On Thu, May 7, 2020 at 8:48 AM Lukas Ruzicka <lruzicka@redhat.com> wrote:
Hello,
I agree, that user switching as described in this proposal is something that should work really well, because it can obviously change the user experience in some cases.
I only have a problem with the following statement:

The switching mechanism must correctly attempt the requested operation.

As I understand it, it might be enough if the operation is "attempted" only? This sounds vague and weak to me. I think we need something stronger here, like "it performs the requested operation" or something similar.

It's similar to e.g. shutdown criterion [1] where the "shutdown mechanism must correctly request a shutdown from the system firmware" or storage resize criterion [2] where "installer mechanism for resizing storage volumes must correctly attempt the requested operation".
The important word in all these cases is "correctly". It implies that the software part, the calling part, must be implemented correctly.

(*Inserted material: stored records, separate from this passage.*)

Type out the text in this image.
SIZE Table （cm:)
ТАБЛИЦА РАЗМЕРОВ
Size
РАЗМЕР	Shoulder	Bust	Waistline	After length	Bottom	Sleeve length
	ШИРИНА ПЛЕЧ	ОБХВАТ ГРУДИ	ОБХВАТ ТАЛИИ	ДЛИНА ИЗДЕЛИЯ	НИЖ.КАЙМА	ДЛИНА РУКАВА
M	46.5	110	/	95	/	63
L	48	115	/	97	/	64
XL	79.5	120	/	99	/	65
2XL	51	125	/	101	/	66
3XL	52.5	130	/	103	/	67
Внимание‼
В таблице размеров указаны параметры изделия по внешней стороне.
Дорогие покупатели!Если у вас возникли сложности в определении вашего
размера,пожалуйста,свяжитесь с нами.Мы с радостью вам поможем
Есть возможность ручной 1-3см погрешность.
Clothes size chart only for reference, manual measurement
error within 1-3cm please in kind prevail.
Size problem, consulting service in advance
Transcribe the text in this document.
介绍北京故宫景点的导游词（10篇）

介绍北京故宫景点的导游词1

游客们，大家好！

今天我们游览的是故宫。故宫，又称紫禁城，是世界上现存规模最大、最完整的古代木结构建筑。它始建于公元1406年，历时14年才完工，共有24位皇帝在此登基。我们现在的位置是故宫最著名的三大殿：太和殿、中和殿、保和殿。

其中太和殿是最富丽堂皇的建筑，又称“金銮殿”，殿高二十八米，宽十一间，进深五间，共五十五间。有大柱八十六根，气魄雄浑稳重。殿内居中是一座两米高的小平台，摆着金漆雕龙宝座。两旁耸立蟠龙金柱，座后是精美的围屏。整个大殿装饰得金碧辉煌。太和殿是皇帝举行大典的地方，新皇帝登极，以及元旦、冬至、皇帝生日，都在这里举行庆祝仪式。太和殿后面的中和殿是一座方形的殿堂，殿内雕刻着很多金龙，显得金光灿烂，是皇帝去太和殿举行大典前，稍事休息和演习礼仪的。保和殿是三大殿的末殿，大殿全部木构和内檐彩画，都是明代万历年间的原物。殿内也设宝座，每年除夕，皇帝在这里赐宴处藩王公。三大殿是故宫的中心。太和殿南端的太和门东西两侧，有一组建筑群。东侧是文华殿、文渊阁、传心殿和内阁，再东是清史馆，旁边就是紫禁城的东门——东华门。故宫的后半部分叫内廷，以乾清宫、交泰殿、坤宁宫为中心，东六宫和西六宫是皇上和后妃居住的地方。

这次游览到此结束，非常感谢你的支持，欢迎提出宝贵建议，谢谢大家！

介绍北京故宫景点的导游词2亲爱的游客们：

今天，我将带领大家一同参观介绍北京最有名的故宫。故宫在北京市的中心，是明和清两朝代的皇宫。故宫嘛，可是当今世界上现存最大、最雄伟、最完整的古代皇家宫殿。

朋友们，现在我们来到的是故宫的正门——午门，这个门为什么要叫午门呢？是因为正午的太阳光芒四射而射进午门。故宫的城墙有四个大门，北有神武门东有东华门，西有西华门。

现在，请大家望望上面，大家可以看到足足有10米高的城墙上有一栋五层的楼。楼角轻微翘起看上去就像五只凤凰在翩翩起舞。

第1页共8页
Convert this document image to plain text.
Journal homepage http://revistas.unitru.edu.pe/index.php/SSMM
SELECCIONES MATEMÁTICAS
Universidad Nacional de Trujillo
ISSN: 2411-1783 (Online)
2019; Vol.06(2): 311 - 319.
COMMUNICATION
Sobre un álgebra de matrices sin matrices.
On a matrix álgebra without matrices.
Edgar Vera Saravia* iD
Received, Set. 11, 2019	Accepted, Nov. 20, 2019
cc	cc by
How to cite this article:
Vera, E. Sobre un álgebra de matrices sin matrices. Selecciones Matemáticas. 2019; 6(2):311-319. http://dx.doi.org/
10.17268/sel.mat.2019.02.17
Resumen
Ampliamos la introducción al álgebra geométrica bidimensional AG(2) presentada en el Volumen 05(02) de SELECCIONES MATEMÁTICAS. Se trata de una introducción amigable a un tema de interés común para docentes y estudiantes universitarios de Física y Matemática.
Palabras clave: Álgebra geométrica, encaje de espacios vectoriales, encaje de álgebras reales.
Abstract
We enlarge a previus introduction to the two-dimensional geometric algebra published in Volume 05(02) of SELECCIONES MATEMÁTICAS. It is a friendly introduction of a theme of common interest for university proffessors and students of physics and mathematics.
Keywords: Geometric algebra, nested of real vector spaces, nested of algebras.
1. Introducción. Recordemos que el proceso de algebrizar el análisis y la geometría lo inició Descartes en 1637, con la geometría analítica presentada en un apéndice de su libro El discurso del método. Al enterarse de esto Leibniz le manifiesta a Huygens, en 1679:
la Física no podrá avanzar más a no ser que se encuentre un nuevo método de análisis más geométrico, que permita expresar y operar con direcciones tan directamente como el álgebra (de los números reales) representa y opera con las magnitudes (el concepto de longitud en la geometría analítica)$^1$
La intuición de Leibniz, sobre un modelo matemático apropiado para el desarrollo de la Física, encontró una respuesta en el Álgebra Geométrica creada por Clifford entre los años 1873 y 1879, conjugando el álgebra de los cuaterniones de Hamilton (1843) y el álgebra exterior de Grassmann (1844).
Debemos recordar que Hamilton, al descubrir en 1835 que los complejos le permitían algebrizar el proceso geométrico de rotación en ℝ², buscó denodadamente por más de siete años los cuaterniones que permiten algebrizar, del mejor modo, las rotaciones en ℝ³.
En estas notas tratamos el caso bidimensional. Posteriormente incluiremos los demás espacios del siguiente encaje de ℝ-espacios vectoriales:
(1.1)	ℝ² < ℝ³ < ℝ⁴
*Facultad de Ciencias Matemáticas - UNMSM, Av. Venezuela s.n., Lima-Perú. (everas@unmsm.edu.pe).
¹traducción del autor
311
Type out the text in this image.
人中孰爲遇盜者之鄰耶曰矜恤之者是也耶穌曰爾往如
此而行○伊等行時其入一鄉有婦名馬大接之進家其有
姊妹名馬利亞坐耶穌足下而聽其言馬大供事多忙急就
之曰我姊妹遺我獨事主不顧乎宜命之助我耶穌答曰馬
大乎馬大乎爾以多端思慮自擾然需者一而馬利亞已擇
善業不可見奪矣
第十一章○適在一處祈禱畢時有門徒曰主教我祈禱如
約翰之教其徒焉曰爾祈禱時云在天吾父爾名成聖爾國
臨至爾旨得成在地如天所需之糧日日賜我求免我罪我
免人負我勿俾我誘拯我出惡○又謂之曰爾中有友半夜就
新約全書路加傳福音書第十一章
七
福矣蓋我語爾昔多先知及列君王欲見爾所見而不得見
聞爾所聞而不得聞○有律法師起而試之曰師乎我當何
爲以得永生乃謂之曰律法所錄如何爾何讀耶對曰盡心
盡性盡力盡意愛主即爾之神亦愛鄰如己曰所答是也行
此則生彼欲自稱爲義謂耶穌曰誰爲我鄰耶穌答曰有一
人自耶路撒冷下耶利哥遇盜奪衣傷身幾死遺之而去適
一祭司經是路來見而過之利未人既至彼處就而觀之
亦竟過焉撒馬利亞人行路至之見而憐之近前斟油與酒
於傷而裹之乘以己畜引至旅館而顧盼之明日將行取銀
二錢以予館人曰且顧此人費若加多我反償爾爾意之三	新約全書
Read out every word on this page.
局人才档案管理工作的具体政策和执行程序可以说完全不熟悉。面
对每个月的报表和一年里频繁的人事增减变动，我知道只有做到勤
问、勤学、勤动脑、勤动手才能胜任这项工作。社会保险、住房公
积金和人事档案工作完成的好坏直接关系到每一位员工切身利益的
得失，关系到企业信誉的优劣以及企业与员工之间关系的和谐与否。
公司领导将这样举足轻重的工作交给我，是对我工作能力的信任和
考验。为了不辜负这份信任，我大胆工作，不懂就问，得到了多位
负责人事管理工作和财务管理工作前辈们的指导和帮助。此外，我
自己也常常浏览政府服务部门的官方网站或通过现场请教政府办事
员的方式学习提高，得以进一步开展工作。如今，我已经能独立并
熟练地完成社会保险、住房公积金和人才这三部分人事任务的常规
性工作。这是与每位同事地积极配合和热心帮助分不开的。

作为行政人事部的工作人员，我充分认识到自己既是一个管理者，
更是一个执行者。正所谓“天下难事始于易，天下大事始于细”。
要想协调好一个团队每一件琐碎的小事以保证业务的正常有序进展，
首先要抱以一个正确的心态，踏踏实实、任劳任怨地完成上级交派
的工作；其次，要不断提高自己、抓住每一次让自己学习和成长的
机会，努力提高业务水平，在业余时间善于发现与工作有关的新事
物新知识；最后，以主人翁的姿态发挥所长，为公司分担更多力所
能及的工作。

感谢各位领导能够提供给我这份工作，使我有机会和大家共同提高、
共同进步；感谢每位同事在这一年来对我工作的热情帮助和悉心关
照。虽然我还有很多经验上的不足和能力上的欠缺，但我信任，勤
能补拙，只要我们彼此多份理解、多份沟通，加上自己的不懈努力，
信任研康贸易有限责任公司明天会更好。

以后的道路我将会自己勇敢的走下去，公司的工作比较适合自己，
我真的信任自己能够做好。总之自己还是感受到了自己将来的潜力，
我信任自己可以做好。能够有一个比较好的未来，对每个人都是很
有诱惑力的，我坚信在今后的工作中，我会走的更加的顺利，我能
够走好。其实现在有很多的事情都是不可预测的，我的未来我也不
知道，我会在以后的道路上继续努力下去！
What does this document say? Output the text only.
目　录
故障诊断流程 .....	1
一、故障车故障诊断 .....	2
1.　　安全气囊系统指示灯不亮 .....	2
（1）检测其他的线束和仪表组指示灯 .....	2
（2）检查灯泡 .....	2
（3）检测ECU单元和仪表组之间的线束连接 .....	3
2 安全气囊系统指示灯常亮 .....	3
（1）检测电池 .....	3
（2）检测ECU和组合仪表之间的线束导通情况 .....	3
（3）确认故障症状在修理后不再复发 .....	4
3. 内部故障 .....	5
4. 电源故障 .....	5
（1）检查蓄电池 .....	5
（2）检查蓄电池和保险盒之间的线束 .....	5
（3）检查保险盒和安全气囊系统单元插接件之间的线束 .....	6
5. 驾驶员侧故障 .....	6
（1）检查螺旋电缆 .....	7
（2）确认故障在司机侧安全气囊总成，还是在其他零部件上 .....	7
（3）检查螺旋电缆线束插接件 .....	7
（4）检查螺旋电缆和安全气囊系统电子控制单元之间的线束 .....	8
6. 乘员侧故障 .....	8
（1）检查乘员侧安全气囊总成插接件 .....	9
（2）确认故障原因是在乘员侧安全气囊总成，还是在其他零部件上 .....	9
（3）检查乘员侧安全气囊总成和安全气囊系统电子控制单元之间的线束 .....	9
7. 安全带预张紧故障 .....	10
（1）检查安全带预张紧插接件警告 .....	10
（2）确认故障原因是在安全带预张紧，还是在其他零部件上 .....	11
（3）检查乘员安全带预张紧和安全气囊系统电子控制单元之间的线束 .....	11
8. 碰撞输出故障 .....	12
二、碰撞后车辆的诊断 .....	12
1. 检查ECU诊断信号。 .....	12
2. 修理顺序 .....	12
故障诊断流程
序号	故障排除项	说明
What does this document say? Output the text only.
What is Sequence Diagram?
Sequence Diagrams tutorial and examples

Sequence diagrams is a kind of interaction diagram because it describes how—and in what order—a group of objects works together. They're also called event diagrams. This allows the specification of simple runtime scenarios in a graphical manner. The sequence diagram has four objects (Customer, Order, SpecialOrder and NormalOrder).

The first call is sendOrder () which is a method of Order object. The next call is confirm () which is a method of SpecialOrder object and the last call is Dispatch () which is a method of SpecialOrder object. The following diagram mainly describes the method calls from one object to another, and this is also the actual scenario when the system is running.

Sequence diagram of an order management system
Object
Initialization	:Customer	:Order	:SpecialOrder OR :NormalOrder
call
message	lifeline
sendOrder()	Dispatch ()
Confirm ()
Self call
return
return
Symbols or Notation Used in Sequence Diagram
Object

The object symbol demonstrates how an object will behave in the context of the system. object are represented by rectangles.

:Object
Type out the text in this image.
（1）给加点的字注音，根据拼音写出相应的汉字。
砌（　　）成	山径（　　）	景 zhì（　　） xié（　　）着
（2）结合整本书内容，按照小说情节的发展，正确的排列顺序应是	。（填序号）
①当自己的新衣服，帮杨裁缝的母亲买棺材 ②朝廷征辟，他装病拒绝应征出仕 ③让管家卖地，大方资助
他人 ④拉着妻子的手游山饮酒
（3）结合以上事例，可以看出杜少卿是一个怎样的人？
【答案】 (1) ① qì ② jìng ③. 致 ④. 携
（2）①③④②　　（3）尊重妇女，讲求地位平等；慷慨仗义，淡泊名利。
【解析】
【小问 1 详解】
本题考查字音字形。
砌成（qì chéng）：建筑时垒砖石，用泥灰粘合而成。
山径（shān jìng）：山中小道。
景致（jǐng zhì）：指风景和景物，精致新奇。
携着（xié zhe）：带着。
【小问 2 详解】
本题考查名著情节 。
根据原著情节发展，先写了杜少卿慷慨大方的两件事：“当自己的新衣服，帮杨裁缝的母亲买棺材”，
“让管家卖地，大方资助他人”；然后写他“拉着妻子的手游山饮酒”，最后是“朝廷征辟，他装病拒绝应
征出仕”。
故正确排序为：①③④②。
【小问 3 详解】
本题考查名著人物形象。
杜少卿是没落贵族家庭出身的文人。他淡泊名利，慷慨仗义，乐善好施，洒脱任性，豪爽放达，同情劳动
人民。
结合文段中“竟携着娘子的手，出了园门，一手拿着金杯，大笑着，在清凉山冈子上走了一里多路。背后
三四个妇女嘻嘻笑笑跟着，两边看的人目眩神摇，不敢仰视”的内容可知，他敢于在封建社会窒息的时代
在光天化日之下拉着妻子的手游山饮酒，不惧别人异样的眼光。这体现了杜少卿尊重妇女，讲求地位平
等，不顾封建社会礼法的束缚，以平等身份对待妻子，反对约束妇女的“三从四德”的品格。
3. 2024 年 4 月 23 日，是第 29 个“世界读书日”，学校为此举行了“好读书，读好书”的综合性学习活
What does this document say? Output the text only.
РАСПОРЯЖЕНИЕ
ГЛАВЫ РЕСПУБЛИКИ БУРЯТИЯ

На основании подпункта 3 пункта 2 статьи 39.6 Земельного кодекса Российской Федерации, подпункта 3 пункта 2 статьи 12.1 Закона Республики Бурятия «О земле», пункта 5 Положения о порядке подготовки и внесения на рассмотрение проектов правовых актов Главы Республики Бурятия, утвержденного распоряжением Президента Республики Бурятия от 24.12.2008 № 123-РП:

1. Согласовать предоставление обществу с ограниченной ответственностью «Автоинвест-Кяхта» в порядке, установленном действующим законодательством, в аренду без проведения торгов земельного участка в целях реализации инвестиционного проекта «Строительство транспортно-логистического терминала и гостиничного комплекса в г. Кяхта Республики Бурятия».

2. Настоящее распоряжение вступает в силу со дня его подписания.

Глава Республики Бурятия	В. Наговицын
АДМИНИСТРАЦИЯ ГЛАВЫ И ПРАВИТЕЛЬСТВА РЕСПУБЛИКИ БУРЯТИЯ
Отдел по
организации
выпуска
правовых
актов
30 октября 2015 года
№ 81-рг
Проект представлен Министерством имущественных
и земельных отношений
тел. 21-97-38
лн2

But because it deals with hardware and low level firmware and drivers, it admits that that part might not work correctly in all configurations. Which is then expanded in the next sentence.

I simply got my inspiration from our other criteria when writing this one. It doesn't have to stay this way. But I think the "correctly attempt/request" wording is quite fitting here and it's not weak (at least not towards our software stack, which is the part which we can control reasonably well).